Tra i tanti momenti memorabili della storia del GP del Belgio, vi riportiamo all’edizione del 1985, l’unica gara della storia della F1 ad essere cancellata e spostata a weekend in corso.
Sabato 1 giugno 1985. Sul circuito belga di Spa-Francorchamps, ridotto di quasi la metà rispetto alla sua lunghezza originaria, si stanno disputando le prove del quinto appuntamento stagionale di F1. Il tracciato, che era già tornato nel 1983 nel circus iridato dopo una lunga pausa di tredici anni (era dal 1970, quando ad imporsi fu Pedro Rodriguez su BRM, che non si correva nella foresta delle Ardenne), presentava degli ammodernamenti rilevanti in fatto di sicurezza, in primis la riasfaltatura completa dei quasi sette km che componevano il bellissimo e impegnativo saliscendi belga. Proprio questo aspetto giocò un ruolo rilevante nel bilanciamento delle forze iridate. Ma ci ritorneremo tra poco. Leader delle classifiche in quel momento erano, a sorpresa, Elio De Angelis tra i piloti e la sua Lotus tra le squadre, che si erano imposti a Imola grazie alla squalifica di Alain Prost, anche se tuttavia come favoriti per la corsa al titolo erano indicati Michele Alboreto e la Ferrari. Coppia che nelle qualifiche del venerdì (all’epoca vi erano due sessioni, una appunto al venerdì e una al sabato) aveva fatto registrare la pole position provvisoria, oltre che essersi dimostrata imprendibile sul passo gara. Sembrava preannunciarsi una marcia trionfale per il pilota milanese, che già dodici mesi prima si era imposto in Belgio, ma a Zolder. Ma così non fu.

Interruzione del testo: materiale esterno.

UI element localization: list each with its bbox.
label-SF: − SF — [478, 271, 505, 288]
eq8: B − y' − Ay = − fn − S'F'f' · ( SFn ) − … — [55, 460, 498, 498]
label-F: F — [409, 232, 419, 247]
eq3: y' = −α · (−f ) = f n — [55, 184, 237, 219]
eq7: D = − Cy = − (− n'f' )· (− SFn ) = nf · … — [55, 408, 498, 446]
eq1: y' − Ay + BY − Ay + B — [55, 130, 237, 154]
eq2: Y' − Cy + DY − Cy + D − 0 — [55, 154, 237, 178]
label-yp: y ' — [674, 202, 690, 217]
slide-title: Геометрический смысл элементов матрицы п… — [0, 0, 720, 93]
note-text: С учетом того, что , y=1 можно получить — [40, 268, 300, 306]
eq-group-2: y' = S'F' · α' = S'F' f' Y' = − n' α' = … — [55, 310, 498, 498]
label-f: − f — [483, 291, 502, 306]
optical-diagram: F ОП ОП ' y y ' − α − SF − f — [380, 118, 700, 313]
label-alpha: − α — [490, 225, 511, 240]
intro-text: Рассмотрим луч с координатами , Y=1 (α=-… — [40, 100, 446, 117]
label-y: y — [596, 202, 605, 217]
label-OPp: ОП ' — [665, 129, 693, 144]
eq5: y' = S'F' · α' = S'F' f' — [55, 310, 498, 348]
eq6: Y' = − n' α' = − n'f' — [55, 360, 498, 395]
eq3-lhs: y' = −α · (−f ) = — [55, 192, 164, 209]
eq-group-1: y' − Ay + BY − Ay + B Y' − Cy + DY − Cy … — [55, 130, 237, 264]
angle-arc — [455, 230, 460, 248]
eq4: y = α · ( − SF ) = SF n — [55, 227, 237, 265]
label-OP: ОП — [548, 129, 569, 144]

Come detto, infatti, la riasfaltatura dell’asfalto giocò un ruolo determinante per l’esito del GP e, col senno di poi, forse anche del Mondiale. Infatti, i lavori, terminati solo il giovedì precedente la corsa, erano stati fatti malissimo, e addirittura l’asfalto si staccava al passaggio delle vetture. La situazione era ovviamente insostenibile sul fronte della sicurezza. Per questo venne indetta una riunione dei piloti, che decisero, con 24 voti a favore su 26, di non correre. L’atmosfera era paradossale, mai nella storia della F1 si era arrivati a tanto, e mai più accadrà una cosa del genere. Gli organizzatori, umiliati, furono costretti a cedere alle pressioni di team e piloti, rinviando la gara al 15 settembre, tra i GP d’Italia a Monza e quello d’Europa a Brands Hatch. Ovviamente il weekend sarebbe ripartito da capo, e Alboreto si vide togliere una pole position quasi certa e una probabile vittoria.
In quei tre mesi però, accadde di tutto. La Ferrari sembrava davvero proiettata verso la ripetizione dell’era Ascari, quando un altro pilota italiano (sempre milanese come Michele) era riuscito ad imporsi sulla Rossa di Maranello. Tuttavia, dopo le vittorie al Nurburgring e Montreal e i piazzamenti a podio a Detroit, Silverstone e Zeltweg, dal GP d’Italia, complice un errato sviluppo della vettura e alcuni cambi di fornitori, le macchine italiane improvvisamente svilupparono una fragilità quasi imbarazzante, e iniziarono a rompersi anche solo a guardarle. Di questo ne giovò il principale antagonista all’iride di Michele, Prost, che macinando punti in maniera costante riuscì a prendere il largo in classifica. Quando si ritornò a Spa alla fine dell’estate, le monoposto di Maranello parevano le copie sbiadite di quelle che solo tre mesi prima sembravano dominare. In qualifica fu il Professore a realizzare il miglior tempo, con Alboreto e il suo compagno, lo svedese Johansson, che non riuscirono ad andare oltre la quarta e la quinta piazza, mentre in gara andò addirittura peggio, con entrambi i piloti fuori già al settimo giro per problemi d’affidabilità, mentre Prost, autore di una gara tranquilla, concluse placidamente al terzo posto dietro Senna e Mansell, portando il suo vantaggio in classifica a sedici lunghezze sull’italiano: un divario che gli avrebbero consentito di vincere il titolo già nella successiva gara inglese. Cosa che effettivamente fece, grazie ad un quarto posto che pose fine ai sogni tutti tricolori di quell’estate. Quello che resta di quella gara è quindi la consapevolezza di una ghiotta occasione sfumata da parte della Ferrari per colpa dell’inadempienza degli organizzatori del GP, mentre da parte della McLaren una manna dal cielo, che però non deve togliere meriti a quella che fu la loro conquista del titolo.